The Armenian Foreign Ministry denounced Lukashenko’s comments.
Press Review
Lragir.am says concerns about negative consequences of the Armenian
government’s failure to amend the Electoral Code are proving misplaced with the
looming start of campaigning for the December 9 parliamentary elections. The
online publication argues that the existing electoral system no longer bodes
well for vote buying and other illegal practices because the new government has
the political will to counter them.
“Zhoghovurd” reports in this regard that Prime Minister Nikol Pashinian has
made clear that his government will bear political responsibility for the
proper conduct of the upcoming elections. “Pashinian said in this context that
any use of administrative resources must be ruled out,” writes the paper. It
says this statement is “very important” as it sends a strong message to
election contenders and his loyalists in particular.

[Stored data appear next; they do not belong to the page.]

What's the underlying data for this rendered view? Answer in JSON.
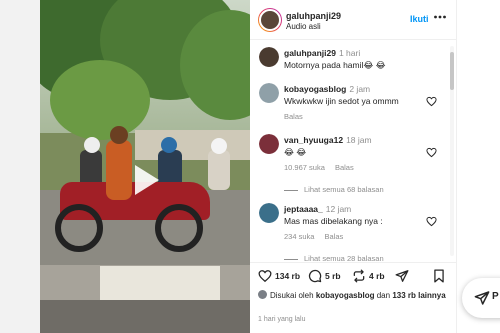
{
  "post": {
    "username": "galuhpanji29",
    "audio": "Audio asli",
    "follow_label": "Ikuti",
    "more_icon": "more-horizontal-icon"
  },
  "comments": [
    {
      "user": "galuhpanji29",
      "time": "1 hari",
      "text": "Motornya pada hamil😂 😂",
      "avatar_color": "#4a3b30"
    },
    {
      "user": "kobayogasblog",
      "time": "2 jam",
      "text": "Wkwkwkw ijin sedot ya ommm",
      "reply": "Balas",
      "avatar_color": "#8fa0a8"
    },
    {
      "user": "van_hyuuga12",
      "time": "18 jam",
      "text": "😂 😂",
      "likes": "10.967 suka",
      "reply": "Balas",
      "see_replies": "Lihat semua 68 balasan",
      "avatar_color": "#7b2f3a"
    },
    {
      "user": "jeptaaaa_",
      "time": "12 jam",
      "text": "Mas mas dibelakang nya :",
      "likes": "234 suka",
      "reply": "Balas",
      "see_replies": "Lihat semua 28 balasan",
      "avatar_color": "#3b6f8a"
    }
  ],
  "actions": {
    "likes": "134 rb",
    "comments": "5 rb",
    "reposts": "4 rb"
  },
  "liked_by": {
    "prefix": "Disukai oleh",
    "user": "kobayogasblog",
    "connector": "dan",
    "others": "133 rb lainnya"
  },
  "timestamp": "1 hari yang lalu",
  "floating": {
    "label": "P"
  },
  "colors": {
    "accent": "#0095f6",
    "text": "#262626",
    "muted": "#8e8e8e"
  }
}
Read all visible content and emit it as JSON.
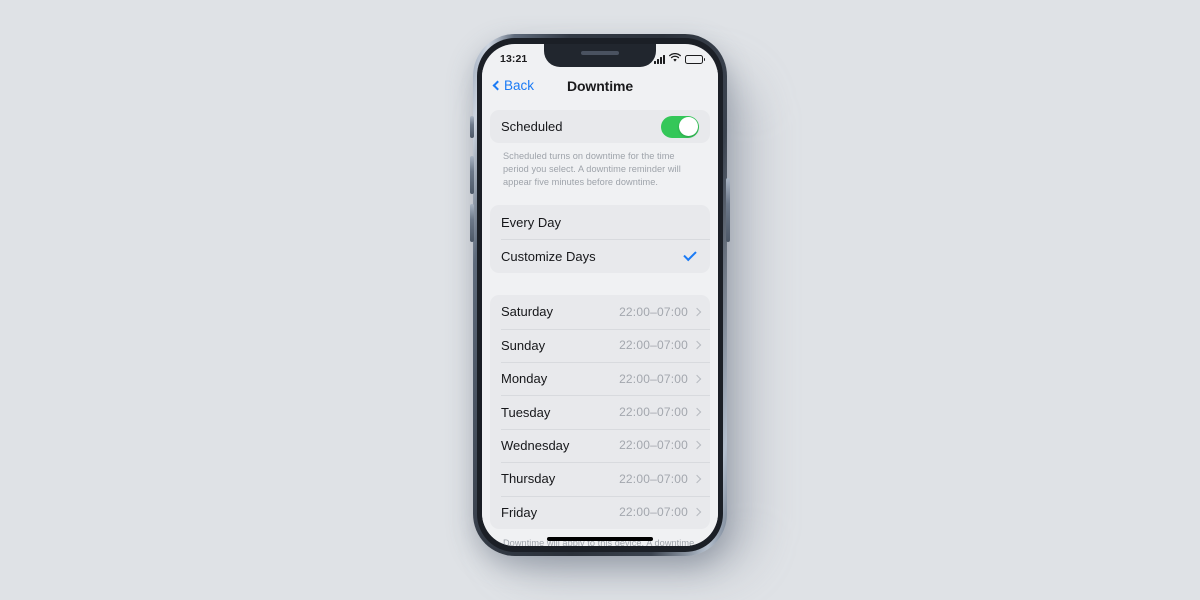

“There are already reports that in some electoral districts in the regions
rating-based candidates [running on an individual basis] have started competing
with each other with dishonest methods in order to win as many votes as
possible,” explains “Zhoghovurd.” “And now after the prime minister’s statement
some people really need to sober up. Or else, we will have to conclude that
some representatives of the new government are using old methods of work.”
“Zhamanak” reacts to the Court of Cassation’s decision on Thursday to overturn
a lower court’s decision to free former President Robert Kocharian from
pre-trial custody. The paper says that the ruling precludes any “shadowy”
involvement of Kocharian in the December 9 elections. Kocharian will thus be
held in check in the run-up to the snap polls, it says.